De Dürer à Bonvicini, le Kunsthaus Zürich convie à une odyssée multifocale en forme de voyage dans le Temps.
Le temps demeure une énigme que les tentatives humaines peinent à expliquer, scientifiques et philosophes tentant de dresser les contours d’un concept qui résiste à leurs spéculations. Histoire de stimuler sens et esprit, cette exaltante exposition emporte le visiteur dans un tourbillon artistique kaléidoscopique en six sections. Elle débute par Deep Time, une plongée aux origines : ainsi Timepieces (Solar System), installation de 2014 signée Katie Paterson, composée de neuf horloges – une par planète –, illustre la différence entre les longueurs d’un cycle jour / nuit sur la Terre, Vénus, etc. Également présentée, Time Piece (Martian Deadbeat), sculpture cinétique d’Elisa Storelli, est une pendule dont le tic-tac est plus lent de 20% que la normale, puisqu’elle est paramétrée sur la gravité de Mars.
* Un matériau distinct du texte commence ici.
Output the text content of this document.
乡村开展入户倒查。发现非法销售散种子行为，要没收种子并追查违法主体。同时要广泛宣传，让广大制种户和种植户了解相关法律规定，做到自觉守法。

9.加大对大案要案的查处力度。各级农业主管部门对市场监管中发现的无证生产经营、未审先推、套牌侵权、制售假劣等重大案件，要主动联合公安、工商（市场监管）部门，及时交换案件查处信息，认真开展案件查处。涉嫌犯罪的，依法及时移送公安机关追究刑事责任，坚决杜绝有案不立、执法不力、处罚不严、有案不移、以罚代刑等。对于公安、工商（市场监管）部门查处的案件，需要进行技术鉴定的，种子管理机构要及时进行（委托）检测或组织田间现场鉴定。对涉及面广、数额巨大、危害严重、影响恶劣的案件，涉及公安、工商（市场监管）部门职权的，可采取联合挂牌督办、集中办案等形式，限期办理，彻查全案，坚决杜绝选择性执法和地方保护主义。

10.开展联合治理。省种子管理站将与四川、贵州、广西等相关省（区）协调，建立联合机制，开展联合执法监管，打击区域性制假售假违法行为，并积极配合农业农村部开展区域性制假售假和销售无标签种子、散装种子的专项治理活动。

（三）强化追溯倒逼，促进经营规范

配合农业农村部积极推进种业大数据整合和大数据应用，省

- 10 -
Une sublime toile d’Yves Tanguy (Demain, 1938), concrétion métaphysico-mélancolique, résume le propos avec grande beauté, tout comme la Rockwatch, montre-bracelet en granit de la maison Tissot, reflétant une autre originalité de l’événement : faire voisiner œuvres d’art et garde-temps.
Ensuite, est convoquée la biologie avec de sublimes vanités : saisissant memento mori du XVIIe siècle, gravures de Dürer ou encore The Immortal Spin Head (2014), réinterprétation contemporaine du genre par Damien Hirst. La vertu de ce parcours d’une extrême richesse n’est pas d’apporter des réponses toutes faites, mais de donner matière à réfléchir à chacun sur l’essence du temps. On reste ainsi scotchés devant l’immense cliché d’Andreas Gursky, Chicago Board of Trade III (1999/2009), qui s’insère dans la troisième partie questionnant le temps à l’aune de l’économie, tout comme le génial globe de montres à quartz argentées et dorées de Monica Bonvicini, Time of My Life (2020). À deux pas, la Swatch originelle de 1983 interroge une icône du luxe horloger, la première Royal Oak produite par Audemars Piguet, en 1972. Du Train de pendules de Jean Dubuffet (1965), composition de quatre mètres de long, issue du cycle de L’Hourloupe, au Moment sublime (1938) de Dalí où les secondes semblent figées, en passant par sept Date Paintings d’On Kawara, la déambulation est d’une belle densité. Elle se conclut sur des réflexions liées au “temps propre”, celui qui est soustrait à l’exploitation capitalistique – sommeil ou vacance – dont Le Bain (1873-74) d’Alfred Stevens peut faire figure d’étendard. Entre alanguissement lascif et douce rêverie, cette huile évoque la nécessaire reconquête de l’ennui et l’impérative perte de minutes, voire d’heures, dans un monde où, paraît-il, elles sont de l’argent.